Frauen sind – wie kürzlich eine gemeinsame Publikation von Asiatischer Entwicklungsbank (ADB) und der International Labour Organisation (ILO) belegt hat – öfter als Männer prekär beschäftigt. Deshalb macht sich die ILO in der Genderdiskussion für „decent work“ stark. Der Begriff steht für sozial abgesicherte Arbeit zu fairem Lohn und das Recht, sich in Interessenvertretungen zu organisieren. Fortschritte in diese Richtung mögen kurzfristig manchmal das Wachstum begrenzen.
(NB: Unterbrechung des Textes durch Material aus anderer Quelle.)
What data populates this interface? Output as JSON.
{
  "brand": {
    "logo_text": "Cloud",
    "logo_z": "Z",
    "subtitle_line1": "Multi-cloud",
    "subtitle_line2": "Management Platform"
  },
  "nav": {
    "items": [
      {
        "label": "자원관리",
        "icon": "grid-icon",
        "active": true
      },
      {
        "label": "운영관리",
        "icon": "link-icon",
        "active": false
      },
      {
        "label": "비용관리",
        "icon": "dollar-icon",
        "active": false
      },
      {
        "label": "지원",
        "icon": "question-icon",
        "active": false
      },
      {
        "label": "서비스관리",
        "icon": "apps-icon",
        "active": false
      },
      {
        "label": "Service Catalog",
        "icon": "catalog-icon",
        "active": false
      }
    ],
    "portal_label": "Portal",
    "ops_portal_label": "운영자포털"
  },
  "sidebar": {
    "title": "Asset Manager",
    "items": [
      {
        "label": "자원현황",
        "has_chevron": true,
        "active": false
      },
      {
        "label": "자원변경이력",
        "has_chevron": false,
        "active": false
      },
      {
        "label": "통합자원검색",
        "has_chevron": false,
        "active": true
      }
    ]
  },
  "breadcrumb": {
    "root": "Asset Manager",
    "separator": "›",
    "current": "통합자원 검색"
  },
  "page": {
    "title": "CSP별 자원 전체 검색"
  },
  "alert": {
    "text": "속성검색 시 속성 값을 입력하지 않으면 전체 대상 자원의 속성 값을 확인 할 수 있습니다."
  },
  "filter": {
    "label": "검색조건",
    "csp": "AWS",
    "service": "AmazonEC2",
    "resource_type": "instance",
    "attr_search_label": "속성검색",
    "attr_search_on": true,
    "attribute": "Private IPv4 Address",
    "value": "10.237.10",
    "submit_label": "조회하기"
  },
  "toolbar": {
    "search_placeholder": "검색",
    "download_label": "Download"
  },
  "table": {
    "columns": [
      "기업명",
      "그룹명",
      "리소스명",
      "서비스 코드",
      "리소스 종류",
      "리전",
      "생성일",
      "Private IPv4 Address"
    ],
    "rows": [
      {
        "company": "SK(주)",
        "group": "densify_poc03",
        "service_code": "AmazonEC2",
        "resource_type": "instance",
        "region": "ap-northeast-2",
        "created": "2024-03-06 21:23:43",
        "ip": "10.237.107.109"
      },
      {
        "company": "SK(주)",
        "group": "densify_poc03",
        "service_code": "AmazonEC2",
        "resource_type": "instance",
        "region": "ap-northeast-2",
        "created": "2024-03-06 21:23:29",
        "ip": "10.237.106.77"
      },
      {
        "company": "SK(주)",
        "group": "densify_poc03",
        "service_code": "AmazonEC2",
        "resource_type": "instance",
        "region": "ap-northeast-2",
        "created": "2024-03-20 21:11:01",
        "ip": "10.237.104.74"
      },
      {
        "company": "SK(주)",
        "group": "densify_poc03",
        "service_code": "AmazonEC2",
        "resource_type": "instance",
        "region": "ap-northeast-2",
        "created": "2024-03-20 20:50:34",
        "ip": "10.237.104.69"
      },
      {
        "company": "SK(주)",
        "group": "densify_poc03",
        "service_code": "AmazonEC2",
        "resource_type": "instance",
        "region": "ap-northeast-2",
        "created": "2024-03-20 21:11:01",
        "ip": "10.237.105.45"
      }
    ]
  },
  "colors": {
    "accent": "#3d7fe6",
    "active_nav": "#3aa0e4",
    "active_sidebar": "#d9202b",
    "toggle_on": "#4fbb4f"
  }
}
Langfristig dient aber die effiziente Verteilung der vorhandenen Ressourcen durch Lohngleichheit der nachhaltigen Entwicklung.

Bildung, Beschäftigung und Einkommen

Genderspezifische Ungleichheiten in den Bereichen Bildung, Beschäftigung und Einkommen sind eng miteinander verknüpft. Dennoch bedeutet gleichberechtigter Zugang zu Bildung nicht automatisch, dass Frauen auch gleiche Zugangschancen zu Arbeitsplätzen genießen.

Zusätzliches Wachstumspotenzial durch die Förderung von Gleichberechtigung gibt es vor allem dort, wo Frauen bisher kaum am Arbeitsmarkt partizipieren (beispielsweise im Mittleren Osten und Nordafrika oder Süd­asien). Generell gilt, dass Diskriminierung in unterschiedlichen Bereichen nicht nur den betroffenen Frauen schadet, sondern – zumindest langfristig – auch gesellschaftliche Kosten verursacht.

Einen Überblick über den aktuellen Zugang von Frauen zu ökonomischen Chancen bietet der UN World Survey on the Role of Women in Development von 2009. Bezogen auf den asiatischen Raum ist die bereits genannte Publikation von ADB und ILO empfehlenswert. Die Weltbank hat mit der Agence Française de Développement (AFD) eine umfassende Analyse über geschlechtsspezifische Unterschiede auf afrikanischen Arbeitsmärkten heraus­gegeben (Arbache et al., 2010).

Einen guten Überblick bietet zudem der UN-Bericht zu den Millenniumsentwicklungszielen (MDGs) von 2010. Besonders in Bezug auf Bildung gibt es deutliche Fortschritte. Viele Länder haben auf allen Bildungsebenen Geschlechterparität zumindest fast erreicht. Allerdings gibt es deutliche Unterschiede zwischen den Regionen. So haben beispielsweise südlich der Sahara Frauen zur sekundären und tertiären Bildung noch deutlich seltener Zugang als Männer. Auch müssen sie in Krisenzeiten ihre Ausbildung eher abbrechen. Besonders groß ist die Kluft zwischen den Geschlechtern in armen Bevölkerungsgruppen und im ländlichen Raum. Das gilt ähnlich auch für Südasien. In Lateinamerika und der Karibik dagegen besuchen mehr Frauen als Männer weiterführende Schulen.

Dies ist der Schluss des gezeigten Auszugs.